By way of example, consider the essential role played in rural life by the village bakery. Villages which lose their bakery lose an essential component of French life, and so the loss of a village baker is a communal tragedy. One village in the Cevennes region (west of fabled Provence) lost its baker to an auto accident, and the blow to the community cannot be adequately described to an American inured to buying plastic-wrapped loaves of unknown origin from a supermarket. My brother (a resident of those parts for many years) reports that there is a shortage of bakers nowadays, for the usual reasons: it's hard work with wretched hours, and young people hope to become bankers or hip-hop stars (practically the same thing, only bankers prefer Mercedes over Bentleys), not village bakers.

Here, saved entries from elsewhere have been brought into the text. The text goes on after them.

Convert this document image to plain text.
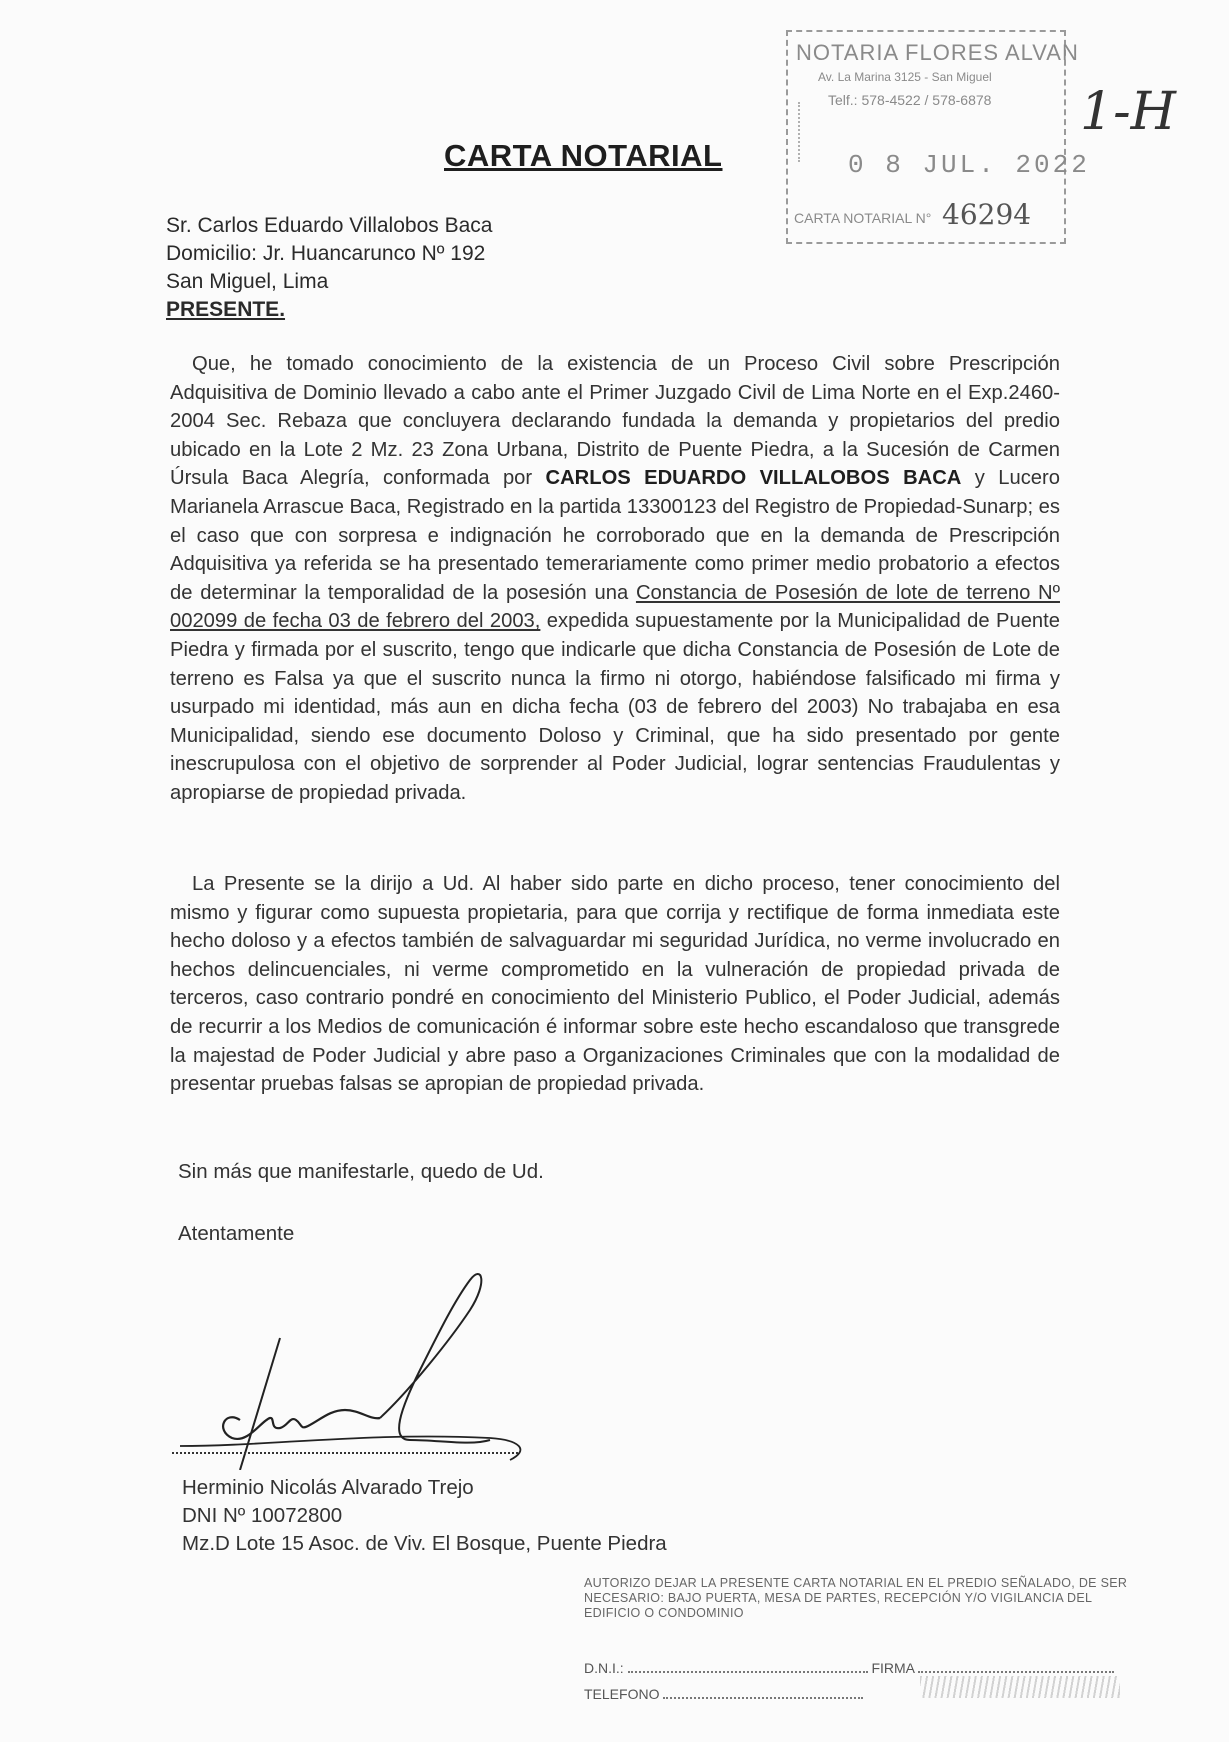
NOTARIA FLORES ALVAN
Av. La Marina 3125 - San Miguel
Telf.: 578-4522 / 578-6878
0 8 JUL. 2022
CARTA NOTARIAL N° 46294
1-H
CARTA NOTARIAL
Sr. Carlos Eduardo Villalobos Baca
Domicilio: Jr. Huancarunco Nº 192
San Miguel, Lima
PRESENTE.
Que, he tomado conocimiento de la existencia de un Proceso Civil sobre Prescripción Adquisitiva de Dominio llevado a cabo ante el Primer Juzgado Civil de Lima Norte en el Exp.2460-2004 Sec. Rebaza que concluyera declarando fundada la demanda y propietarios del predio ubicado en la Lote 2 Mz. 23 Zona Urbana, Distrito de Puente Piedra, a la Sucesión de Carmen Úrsula Baca Alegría, conformada por CARLOS EDUARDO VILLALOBOS BACA y Lucero Marianela Arrascue Baca, Registrado en la partida 13300123 del Registro de Propiedad-Sunarp; es el caso que con sorpresa e indignación he corroborado que en la demanda de Prescripción Adquisitiva ya referida se ha presentado temerariamente como primer medio probatorio a efectos de determinar la temporalidad de la posesión una Constancia de Posesión de lote de terreno Nº 002099 de fecha 03 de febrero del 2003, expedida supuestamente por la Municipalidad de Puente Piedra y firmada por el suscrito, tengo que indicarle que dicha Constancia de Posesión de Lote de terreno es Falsa ya que el suscrito nunca la firmo ni otorgo, habiéndose falsificado mi firma y usurpado mi identidad, más aun en dicha fecha (03 de febrero del 2003) No trabajaba en esa Municipalidad, siendo ese documento Doloso y Criminal, que ha sido presentado por gente inescrupulosa con el objetivo de sorprender al Poder Judicial, lograr sentencias Fraudulentas y apropiarse de propiedad privada.
La Presente se la dirijo a Ud. Al haber sido parte en dicho proceso, tener conocimiento del mismo y figurar como supuesta propietaria, para que corrija y rectifique de forma inmediata este hecho doloso y a efectos también de salvaguardar mi seguridad Jurídica, no verme involucrado en hechos delincuenciales, ni verme comprometido en la vulneración de propiedad privada de terceros, caso contrario pondré en conocimiento del Ministerio Publico, el Poder Judicial, además de recurrir a los Medios de comunicación é informar sobre este hecho escandaloso que transgrede la majestad de Poder Judicial y abre paso a Organizaciones Criminales que con la modalidad de presentar pruebas falsas se apropian de propiedad privada.
Sin más que manifestarle, quedo de Ud.
Atentamente
Herminio Nicolás Alvarado Trejo
DNI Nº 10072800
Mz.D Lote 15 Asoc. de Viv. El Bosque, Puente Piedra
AUTORIZO DEJAR LA PRESENTE CARTA NOTARIAL EN EL PREDIO SEÑALADO, DE SER NECESARIO: BAJO PUERTA, MESA DE PARTES, RECEPCIÓN Y/O VIGILANCIA DEL EDIFICIO O CONDOMINIO
D.N.I.:	FIRMA
TELEFONO
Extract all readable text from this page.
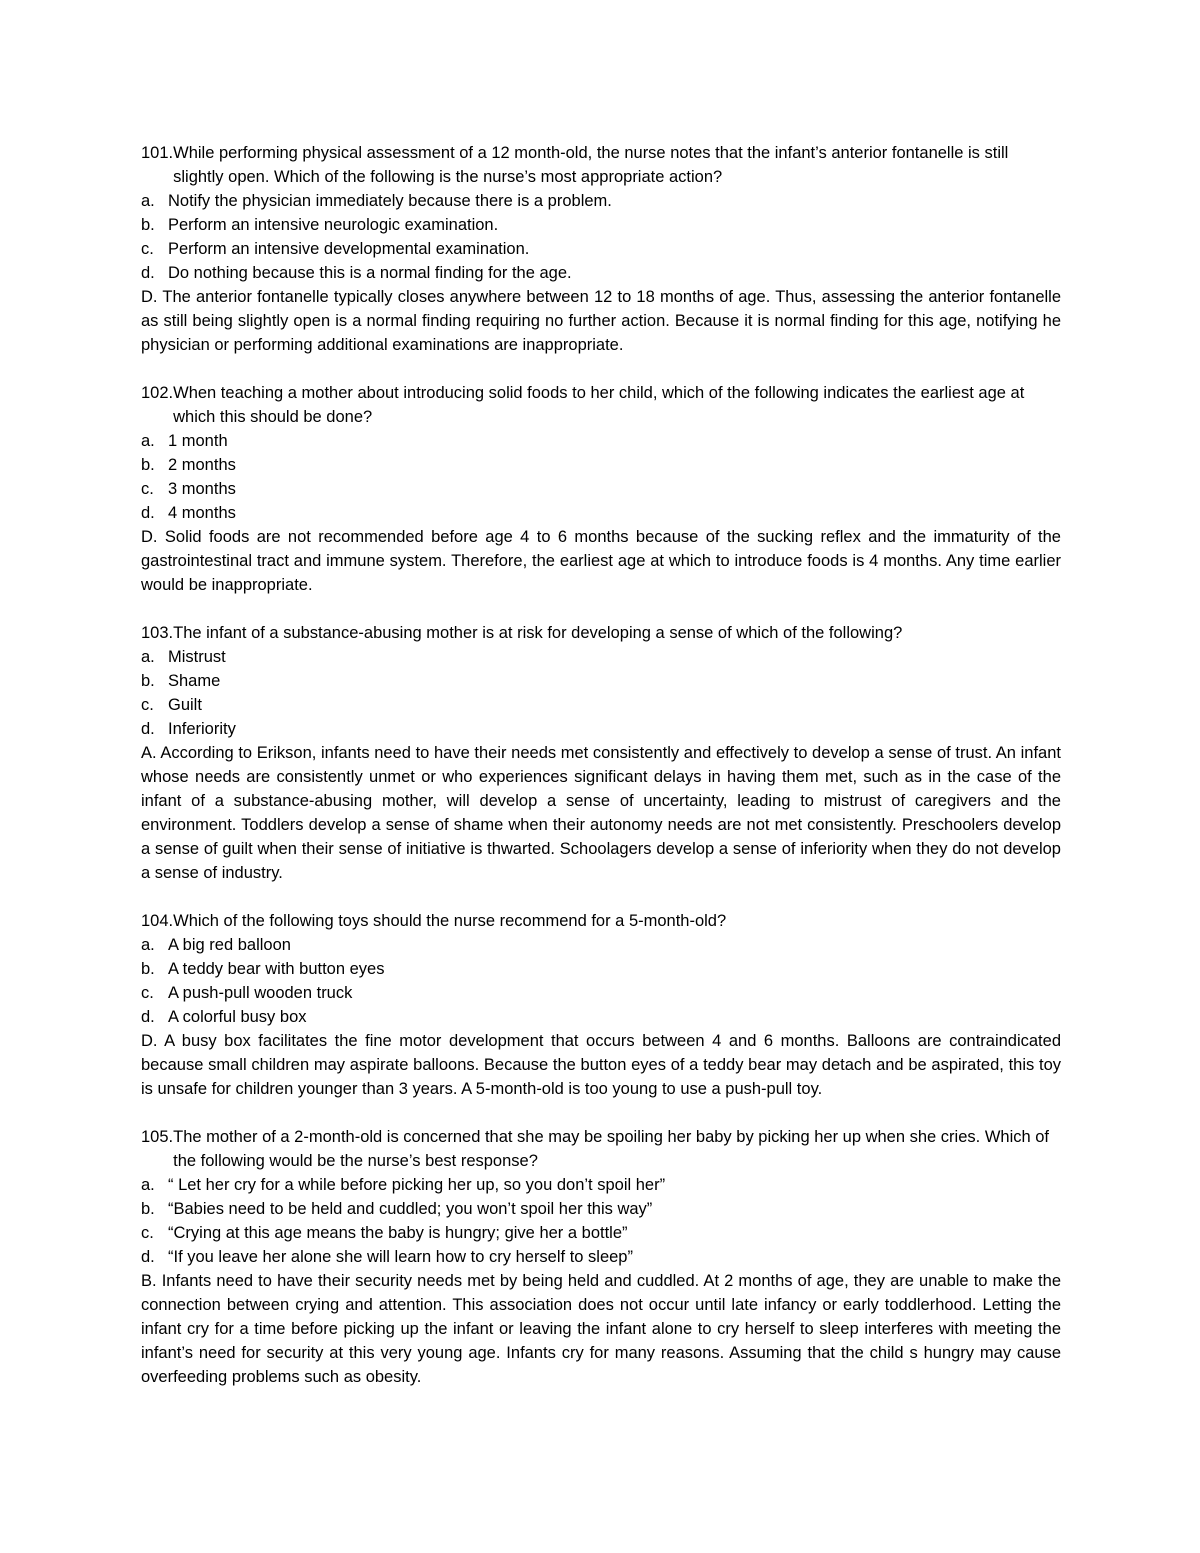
101. While performing physical assessment of a 12 month-old, the nurse notes that the infant’s anterior fontanelle is still slightly open. Which of the following is the nurse’s most appropriate action?

a. Notify the physician immediately because there is a problem.
b. Perform an intensive neurologic examination.
c. Perform an intensive developmental examination.
d. Do nothing because this is a normal finding for the age.

D. The anterior fontanelle typically closes anywhere between 12 to 18 months of age. Thus, assessing the anterior fontanelle as still being slightly open is a normal finding requiring no further action. Because it is normal finding for this age, notifying he physician or performing additional examinations are inappropriate.

102. When teaching a mother about introducing solid foods to her child, which of the following indicates the earliest age at which this should be done?

a. 1 month
b. 2 months
c. 3 months
d. 4 months

D. Solid foods are not recommended before age 4 to 6 months because of the sucking reflex and the immaturity of the gastrointestinal tract and immune system. Therefore, the earliest age at which to introduce foods is 4 months. Any time earlier would be inappropriate.

103. The infant of a substance-abusing mother is at risk for developing a sense of which of the following?

a. Mistrust
b. Shame
c. Guilt
d. Inferiority

A. According to Erikson, infants need to have their needs met consistently and effectively to develop a sense of trust. An infant whose needs are consistently unmet or who experiences significant delays in having them met, such as in the case of the infant of a substance-abusing mother, will develop a sense of uncertainty, leading to mistrust of caregivers and the environment. Toddlers develop a sense of shame when their autonomy needs are not met consistently. Preschoolers develop a sense of guilt when their sense of initiative is thwarted. Schoolagers develop a sense of inferiority when they do not develop a sense of industry.

104. Which of the following toys should the nurse recommend for a 5-month-old?

a. A big red balloon
b. A teddy bear with button eyes
c. A push-pull wooden truck
d. A colorful busy box

D. A busy box facilitates the fine motor development that occurs between 4 and 6 months. Balloons are contraindicated because small children may aspirate balloons. Because the button eyes of a teddy bear may detach and be aspirated, this toy is unsafe for children younger than 3 years. A 5-month-old is too young to use a push-pull toy.

105. The mother of a 2-month-old is concerned that she may be spoiling her baby by picking her up when she cries. Which of the following would be the nurse’s best response?

a. “ Let her cry for a while before picking her up, so you don’t spoil her”
b. “Babies need to be held and cuddled; you won’t spoil her this way”
c. “Crying at this age means the baby is hungry; give her a bottle”
d. “If you leave her alone she will learn how to cry herself to sleep”

B. Infants need to have their security needs met by being held and cuddled. At 2 months of age, they are unable to make the connection between crying and attention. This association does not occur until late infancy or early toddlerhood. Letting the infant cry for a time before picking up the infant or leaving the infant alone to cry herself to sleep interferes with meeting the infant’s need for security at this very young age. Infants cry for many reasons. Assuming that the child s hungry may cause overfeeding problems such as obesity.
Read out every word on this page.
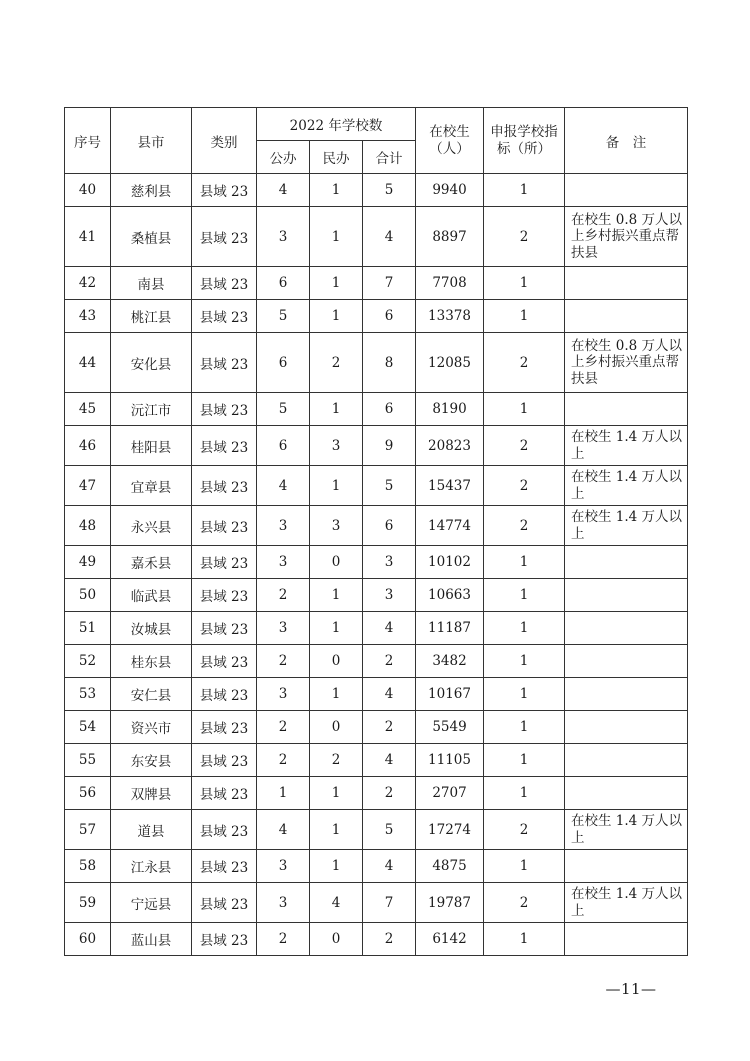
序号	县市	类别	2022 年学校数			在校生（人）	申报学校指标（所）	备　注
			公办	民办	合计			
40	慈利县	县域 23	4	1	5	9940	1	
41	桑植县	县域 23	3	1	4	8897	2	在校生 0.8 万人以上乡村振兴重点帮扶县
42	南县	县域 23	6	1	7	7708	1	
43	桃江县	县域 23	5	1	6	13378	1	
44	安化县	县域 23	6	2	8	12085	2	在校生 0.8 万人以上乡村振兴重点帮扶县
45	沅江市	县域 23	5	1	6	8190	1	
46	桂阳县	县域 23	6	3	9	20823	2	在校生 1.4 万人以上
47	宜章县	县域 23	4	1	5	15437	2	在校生 1.4 万人以上
48	永兴县	县域 23	3	3	6	14774	2	在校生 1.4 万人以上
49	嘉禾县	县域 23	3	0	3	10102	1	
50	临武县	县域 23	2	1	3	10663	1	
51	汝城县	县域 23	3	1	4	11187	1	
52	桂东县	县域 23	2	0	2	3482	1	
53	安仁县	县域 23	3	1	4	10167	1	
54	资兴市	县域 23	2	0	2	5549	1	
55	东安县	县域 23	2	2	4	11105	1	
56	双牌县	县域 23	1	1	2	2707	1	
57	道县	县域 23	4	1	5	17274	2	在校生 1.4 万人以上
58	江永县	县域 23	3	1	4	4875	1	
59	宁远县	县域 23	3	4	7	19787	2	在校生 1.4 万人以上
60	蓝山县	县域 23	2	0	2	6142	1	
—11—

The baker in a nearby village occasionally drinks too much, which interferes with waking up in the wee hours of the morning to start the day's bread, and so the village is rather understandably annoyed to arrive for the morning bread and find not fresh bread but a hung-over baker. But the difficulties of replacing a baker preclude even the slightest remonstrance--perhaps one under the breath--but the risk of alienating a community treasure far outweighs the brief pleasure of a sound scolding.

The photo above is of the bakery in my brother's small village. When I visit, we make the short walk there and buy the morning's croissants and bread. Neaby bakeries make the biologique (organic) whole-grain breads preferred by my family, but the village bakery certainly gets their business. Though the proprietors do not speak English, my schoolboy French suffices; heck, you can always just point to what you want and hold out a euro or two-- French bread and pastries are cheap by American standards.

The closest analog I can suggest to the importance of the village bakery is Main Street in an older American town. The French bakery is Main Street; without it, the rest of the village businesses wither away. With a bakery, you might support a cafe and a restaurant, and retain your equally valued post office; but without a baker and a bakery-- le village, c'est fini.